ECOWAS Court hears Gambia’s draconian media laws, oppressive tactics in exiled journalists’ case

ECOWAS Court hears Gambia’s draconian media laws, oppressive tactics in exiled journalists’ case

The ECOWAS Community Court of Justice sitting in Abuja, Nigeria, Tuesday, October 11th, 2016, heard oral arguments in the case filed against The Gambia by the Federation of African Journalists (FAJ) and four individual Gambian journalists currently living in exile.

The case, which is supported by the Media Legal Defence Initiative (MLDI), is challenging the oppressive tactics adopted by the Gambian authorities such as harassment, persecution and torture of journalists and the draconian media laws to suppress independent journalism in the country.
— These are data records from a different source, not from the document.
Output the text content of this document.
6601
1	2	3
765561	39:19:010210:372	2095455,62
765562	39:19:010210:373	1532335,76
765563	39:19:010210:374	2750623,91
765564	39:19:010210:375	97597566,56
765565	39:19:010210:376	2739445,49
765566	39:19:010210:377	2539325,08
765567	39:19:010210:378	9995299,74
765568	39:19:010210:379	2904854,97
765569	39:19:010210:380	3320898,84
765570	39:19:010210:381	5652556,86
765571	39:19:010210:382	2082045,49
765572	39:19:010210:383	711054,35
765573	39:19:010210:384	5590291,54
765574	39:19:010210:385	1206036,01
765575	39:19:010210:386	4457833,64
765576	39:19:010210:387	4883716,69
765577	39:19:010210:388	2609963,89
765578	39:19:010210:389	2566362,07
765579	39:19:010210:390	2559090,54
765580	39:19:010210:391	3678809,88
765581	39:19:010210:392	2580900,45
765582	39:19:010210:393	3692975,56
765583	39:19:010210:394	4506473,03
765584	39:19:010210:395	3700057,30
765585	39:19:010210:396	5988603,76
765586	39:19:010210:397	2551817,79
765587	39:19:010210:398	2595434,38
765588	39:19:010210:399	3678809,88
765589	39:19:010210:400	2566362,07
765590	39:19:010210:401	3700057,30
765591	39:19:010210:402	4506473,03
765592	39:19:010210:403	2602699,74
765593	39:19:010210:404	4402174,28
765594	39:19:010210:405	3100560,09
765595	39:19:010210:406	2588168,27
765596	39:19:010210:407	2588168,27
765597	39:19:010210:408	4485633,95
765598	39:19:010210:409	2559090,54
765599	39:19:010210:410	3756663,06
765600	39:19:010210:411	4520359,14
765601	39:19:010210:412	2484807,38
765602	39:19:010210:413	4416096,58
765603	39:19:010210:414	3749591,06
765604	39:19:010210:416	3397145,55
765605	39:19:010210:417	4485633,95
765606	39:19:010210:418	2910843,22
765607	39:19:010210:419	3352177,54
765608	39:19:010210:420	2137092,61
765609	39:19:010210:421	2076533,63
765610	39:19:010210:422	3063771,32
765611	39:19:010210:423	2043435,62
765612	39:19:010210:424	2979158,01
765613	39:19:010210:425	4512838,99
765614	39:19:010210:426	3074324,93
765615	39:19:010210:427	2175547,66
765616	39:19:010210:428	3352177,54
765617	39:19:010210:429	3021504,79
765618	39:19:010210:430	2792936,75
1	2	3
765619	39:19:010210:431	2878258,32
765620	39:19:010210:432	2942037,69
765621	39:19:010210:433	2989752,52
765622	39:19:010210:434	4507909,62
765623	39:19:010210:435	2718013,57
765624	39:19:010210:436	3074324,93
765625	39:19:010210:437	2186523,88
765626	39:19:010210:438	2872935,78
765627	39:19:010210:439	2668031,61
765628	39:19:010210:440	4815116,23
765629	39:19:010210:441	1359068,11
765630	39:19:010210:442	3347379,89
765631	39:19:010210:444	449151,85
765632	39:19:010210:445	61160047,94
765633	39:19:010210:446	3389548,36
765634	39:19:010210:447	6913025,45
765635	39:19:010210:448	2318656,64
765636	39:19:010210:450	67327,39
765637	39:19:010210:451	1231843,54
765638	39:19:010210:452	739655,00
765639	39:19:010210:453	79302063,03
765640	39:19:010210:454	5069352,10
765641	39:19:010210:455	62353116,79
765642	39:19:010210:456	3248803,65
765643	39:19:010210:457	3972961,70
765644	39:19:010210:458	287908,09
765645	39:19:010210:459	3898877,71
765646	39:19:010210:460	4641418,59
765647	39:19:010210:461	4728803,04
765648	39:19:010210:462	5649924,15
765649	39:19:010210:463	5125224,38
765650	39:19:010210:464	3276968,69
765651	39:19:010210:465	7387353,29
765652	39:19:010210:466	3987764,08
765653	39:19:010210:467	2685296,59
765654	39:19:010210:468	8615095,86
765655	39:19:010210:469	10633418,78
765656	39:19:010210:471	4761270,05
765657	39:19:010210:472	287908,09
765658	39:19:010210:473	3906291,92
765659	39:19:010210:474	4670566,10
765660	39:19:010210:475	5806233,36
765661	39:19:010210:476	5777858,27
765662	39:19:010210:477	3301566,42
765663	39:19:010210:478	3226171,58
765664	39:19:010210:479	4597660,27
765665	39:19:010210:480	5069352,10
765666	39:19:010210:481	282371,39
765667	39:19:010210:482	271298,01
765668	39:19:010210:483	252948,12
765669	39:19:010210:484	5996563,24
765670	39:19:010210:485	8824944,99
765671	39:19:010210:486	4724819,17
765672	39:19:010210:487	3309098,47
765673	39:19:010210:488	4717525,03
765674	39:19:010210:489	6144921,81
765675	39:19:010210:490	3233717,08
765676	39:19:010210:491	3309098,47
The Court has been presented with accounts given by journalists who have been arrested, held in secret detention and tortured in the Gambia under draconian press laws providing for sedition, criminal libel and false news, the Media Legal Defence Initiative said on Wednesday in a press release issued after the hearing.

Journalists in the Gambia currently operate in a climate of fear, particularly in light of a recent history of journalists being detained, tortured, disappeared and murdered for simply carrying out their work. This widespread crackdown on independent journalism has resulted in over 110 journalists fleeing the Gambia since President Jammeh came to power in 1994.

The Court will rule on whether the draconian press laws providing for sedition, criminal libel and false news comply with the Gambia’s human rights obligations under international law and whether the measures adopted by the Gambia in enforcing these laws have violated the rights of journalists, including the right to freedom from torture.

Noah Ajare, the lawyer representing the Applicants, told the Court that a positive judgment “would recognise the absolute failure of the Gambian authorities to protect journalists in the performance of their important democratic function as “public watchdogs”, and would be further acknowledgement that the laws on sedition, criminal defamation and false news need to change before exiled journalists can safely return to their home country to fully carry out this function.”

Padraig Hughes, MLDI’s Legal Director, who was present at the hearing, said: “We are glad to have been given the opportunity to put this important case before the ECOWAS Court. The Court is already too familiar with the Gambia’s appalling track record on press freedom. This case presents the Court with the opportunity to build on its previous case law, by challenging the very laws that the Gambia uses to prevent free speech.”

Abdulwaheed Odusile, President of FAJ,  said: “This case is significant for our members in The Gambia, who practice journalism under the constant threat of detention, beatings, torture and forced exile. For too long the Gambia has acted with impunity towards journalists. For too long this has been the reality for our members in that country. It needs to change.”

The Court has reserved judgment on admissibility and merits and will deliver its judgment at a later date.